With each step, it's your job to tell the bisect runner, if the commit is good or bad.

That's it! Since bisection is just another name for binary search, you'll locate the broken commit in very brief log2(number_of_commits) steps. 😎

Looking through a history of 8 commits? You'll know the answer in 3 steps.
64 commits? 6 steps!
Even if you're digging through as many as 1024 commits, you'll know in 10 steps.

You've probably seen a log2(n) chart, right?

A practical example - Visual

Let's take the series of commits from above. Here's a little animation of how git bisect locates the first bad commit.

Let's take 6d7e25d as our broken commit, which we want to "identify". Below, you can watch a little animation of how we bisect from 2bd81f7 (good) and 7b64df1 (bad) all the way to the culprit.

📽️ If the embedded animation is too small, feel free to click through this link for a full-screen high-res vesion! Hope this animation says a thousand words.

A practical example - CLI

In case you're a more hands-on type of person, let's also analyze the whole sequence of commands that lead us to the culprit (0c38d2a) for completeness. If you got the idea from the animation, feel free to skip this. It's gonna be very linear.

Let's go over the command sequence. We start off by asserting the borders of the interval by passing a broken commit and a working commit. In this case HEAD is broken, but 2bd81f7 works just fine.

👨‍💻 git bisect start HEAD 2bd81f7

Git acknowledges the internal borders and checks out a new commit - 5ab5e15. Then informs us that the culprit will be identified in roughly 4 steps. Great!

🤖 Bisecting: 14 revisions left to test after this (roughly 4 steps) [5ab5e15] fix: improve search input accessibility

We re-run the target (application, test, script, ...) and access the commit as good.

👨‍💻 git bisect good

Git acknowledges the good commit and checks out further, to 9d7fae9 .

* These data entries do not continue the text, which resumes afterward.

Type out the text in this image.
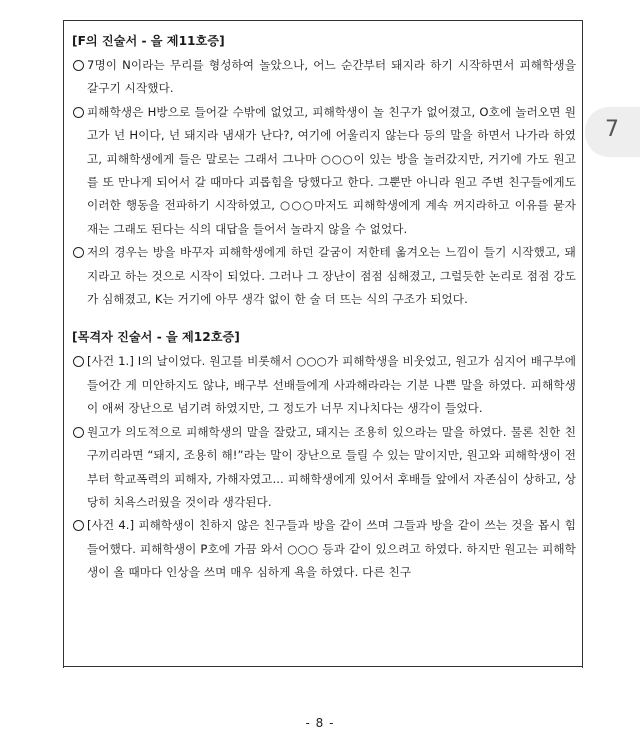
[F의 진술서 - 을 제11호증]
7명이 N이라는 무리를 형성하여 놀았으나, 어느 순간부터 돼지라 하기 시작하면서 피해학생을 갈구기 시작했다.
피해학생은 H방으로 들어갈 수밖에 없었고, 피해학생이 놀 친구가 없어졌고, O호에 놀러오면 원고가 넌 H이다, 넌 돼지라 냄새가 난다?, 여기에 어울리지 않는다 등의 말을 하면서 나가라 하였고, 피해학생에게 들은 말로는 그래서 그나마 ○○○이 있는 방을 놀러갔지만, 거기에 가도 원고를 또 만나게 되어서 갈 때마다 괴롭힘을 당했다고 한다. 그뿐만 아니라 원고 주변 친구들에게도 이러한 행동을 전파하기 시작하였고, ○○○마저도 피해학생에게 계속 꺼지라하고 이유를 묻자 재는 그래도 된다는 식의 대답을 들어서 놀라지 않을 수 없었다.
저의 경우는 방을 바꾸자 피해학생에게 하던 갈굼이 저한테 옮겨오는 느낌이 들기 시작했고, 돼지라고 하는 것으로 시작이 되었다. 그러나 그 장난이 점점 심해졌고, 그럴듯한 논리로 점점 강도가 심해졌고, K는 거기에 아무 생각 없이 한 술 더 뜨는 식의 구조가 되었다.
[목격자 진술서 - 을 제12호증]
[사건 1.] I의 날이었다. 원고를 비롯해서 ○○○가 피해학생을 비웃었고, 원고가 심지어 배구부에 들어간 게 미안하지도 않냐, 배구부 선배들에게 사과해라라는 기분 나쁜 말을 하였다. 피해학생이 애써 장난으로 넘기려 하였지만, 그 정도가 너무 지나치다는 생각이 들었다.
원고가 의도적으로 피해학생의 말을 잘랐고, 돼지는 조용히 있으라는 말을 하였다. 물론 친한 친구끼리라면 “돼지, 조용히 해!”라는 말이 장난으로 들릴 수 있는 말이지만, 원고와 피해학생이 전부터 학교폭력의 피해자, 가해자였고... 피해학생에게 있어서 후배들 앞에서 자존심이 상하고, 상당히 치욕스러웠을 것이라 생각된다.
[사건 4.] 피해학생이 친하지 않은 친구들과 방을 같이 쓰며 그들과 방을 같이 쓰는 것을 몹시 힘들어했다. 피해학생이 P호에 가끔 와서 ○○○ 등과 같이 있으려고 하였다. 하지만 원고는 피해학생이 올 때마다 인상을 쓰며 매우 심하게 욕을 하였다. 다른 친구
7
- 8 -
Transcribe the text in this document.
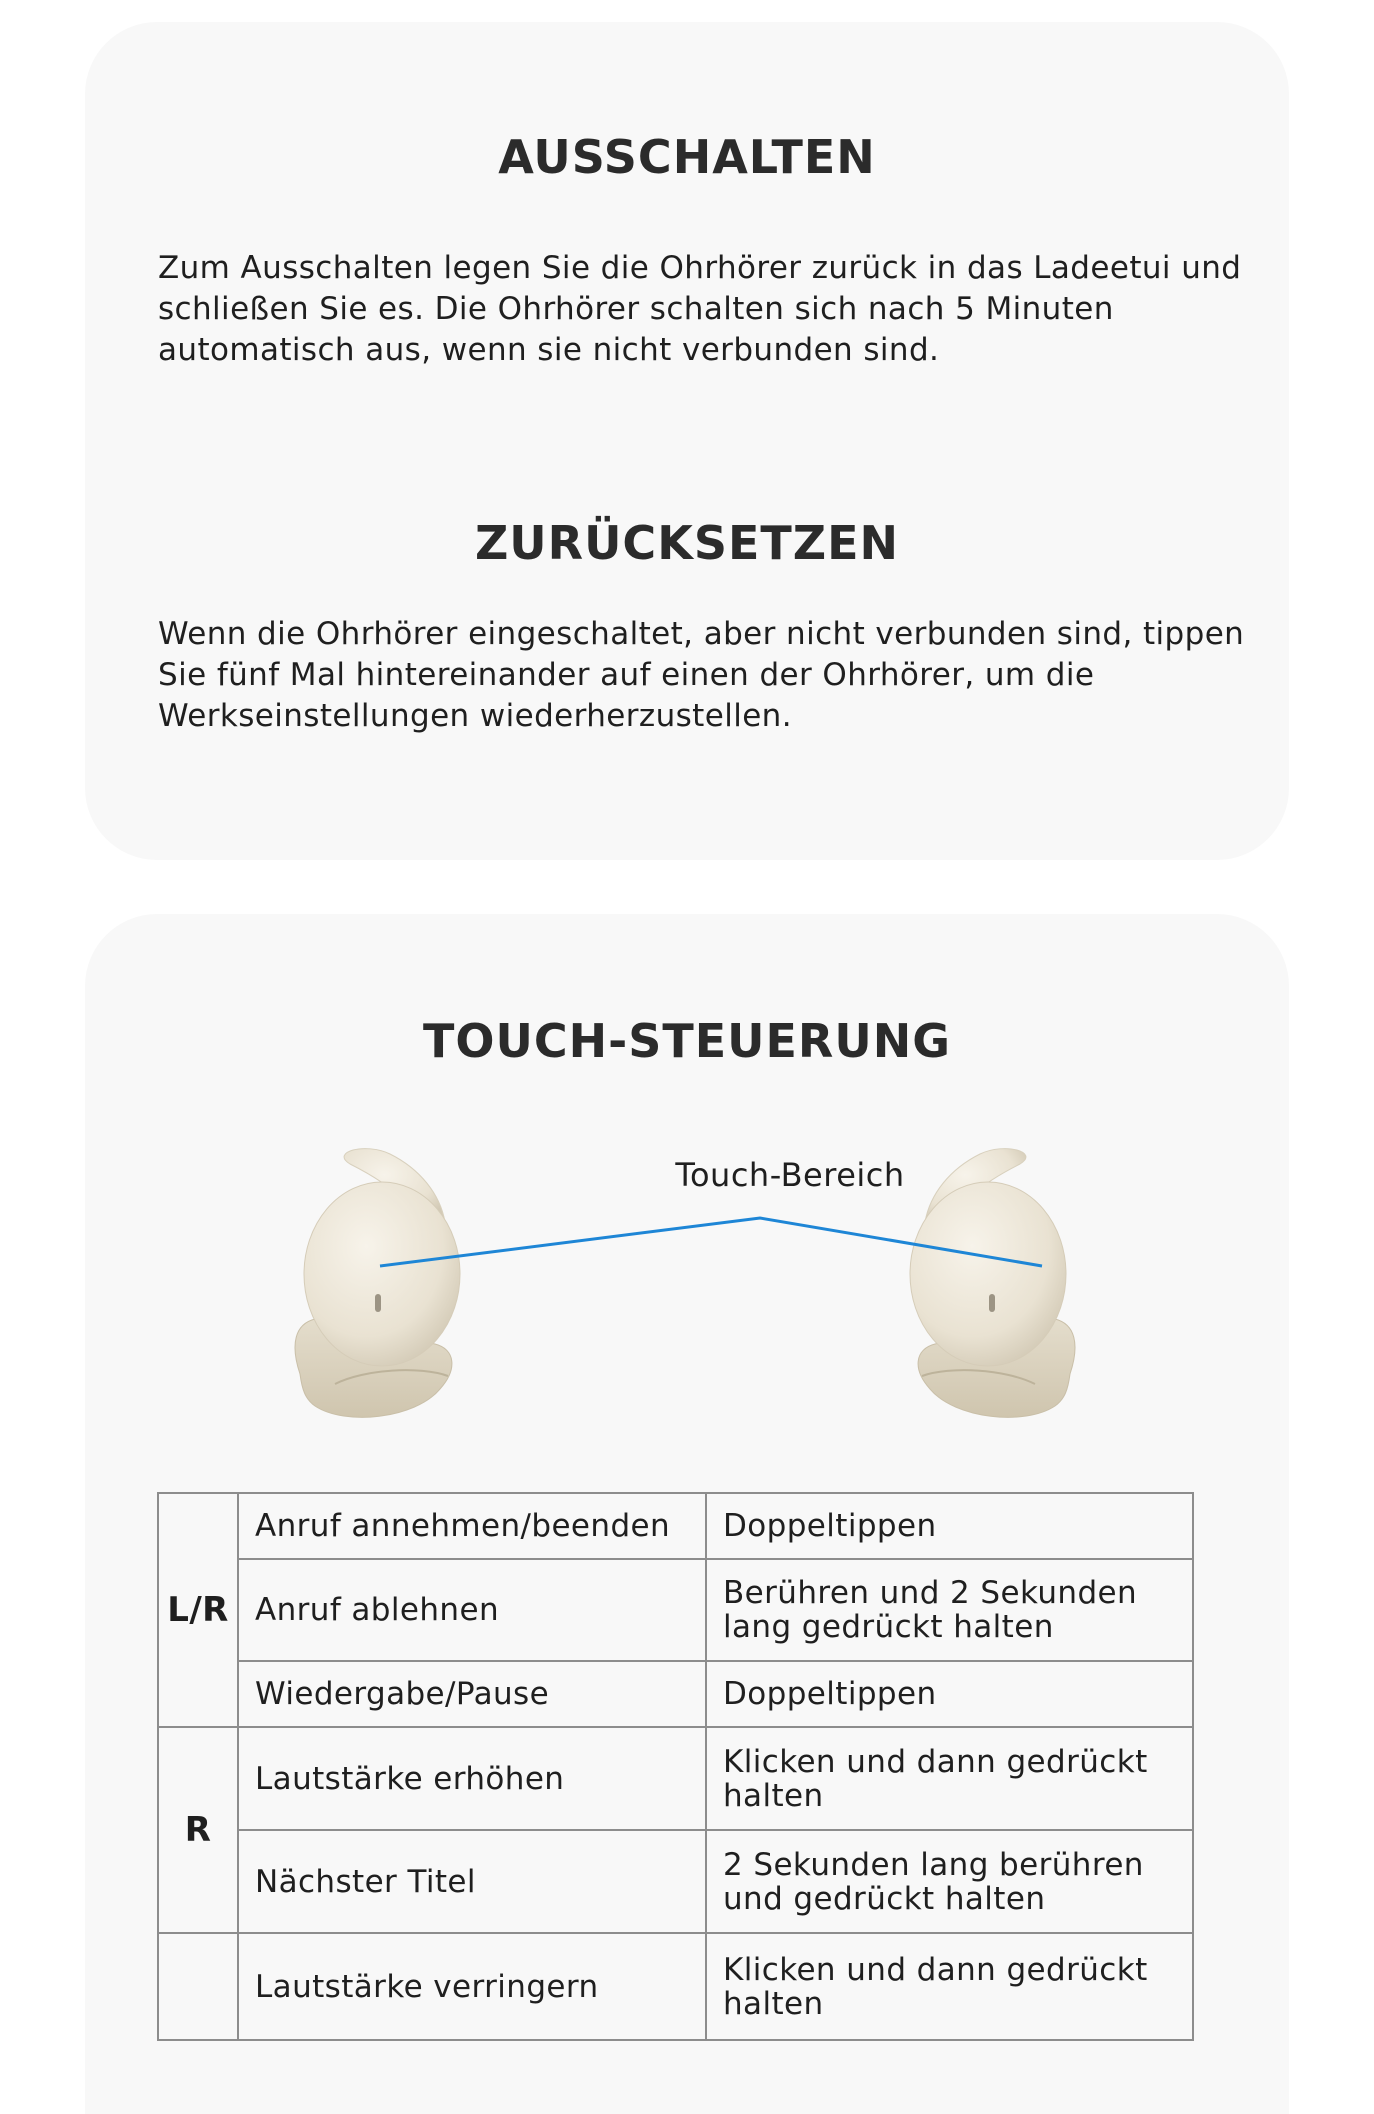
AUSSCHALTEN

Zum Ausschalten legen Sie die Ohrhörer zurück in das Ladeetui und schließen Sie es. Die Ohrhörer schalten sich nach 5 Minuten automatisch aus, wenn sie nicht verbunden sind.

ZURÜCKSETZEN

Wenn die Ohrhörer eingeschaltet, aber nicht verbunden sind, tippen Sie fünf Mal hintereinander auf einen der Ohrhörer, um die Werkseinstellungen wiederherzustellen.

TOUCH-STEUERUNG
Touch-Bereich
L/R	Anruf annehmen/beenden	Doppeltippen
	Anruf ablehnen	Berühren und 2 Sekunden lang gedrückt halten
	Wiedergabe/Pause	Doppeltippen
R	Lautstärke erhöhen	Klicken und dann gedrückt halten
	Nächster Titel	2 Sekunden lang berühren und gedrückt halten
	Lautstärke verringern	Klicken und dann gedrückt halten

🤖 Bisecting: 7 revisions left to test after this (roughly 3 steps) [9d7fae9] feat: add support for searching by location

We re-run the target (application, test, script, ...) and access the commit as bad.

👨‍💻 git bisect bad

Git acknowledges the bad commit and checks out further, to 1a2e82c .

🤖

Bisecting: 3 revisions left to test after this (roughly 2 steps) [1a2e82c] feat: add ability to search within specific fields

We re-run the target (application, test, script, ...) and access the commit as good.

👨‍💻 git bisect good

Git acknowledges the bad commit and checks out further, to e0ef1c6 .

🤖

Bisecting: 1 revision left to test after this (roughly 1 step) [e0ef1c6] feat: add support for searching within attachments

We re-run the target (application, test, script, ...) and access the commit as bad.

👨‍💻 git bisect bad

Git acknowledges and checks out the final commit - 0c38d2a.

🤖 Bisecting: 0 revisions left to test after this (roughly 0 steps) [0c38d2a] feat: implement search input highlighting

As we've evaluated all necessary commits, the process ends. Now we know 0c38d2a is the first broken commit that we need to dig through!

I'll now leave you in peace to debug your broken commit! 😊

Final words

The whole idea of using git bisect for debugging, resp. tracing regression is to isolate the smallest possible piece of code, that we reliably identify as faulty. The smaller the diff is, the easier should it is to locate the culprit code.

Now we know, git bisect can take of this in mere log2(number_of_commits) steps. Therefore, even if we're working with a large commit sequence, e.g. of 1024, we can trace the regression bug in mere 10 steps.

Hope you learned something new today and you'll think twice before trying to debug large branches in the future.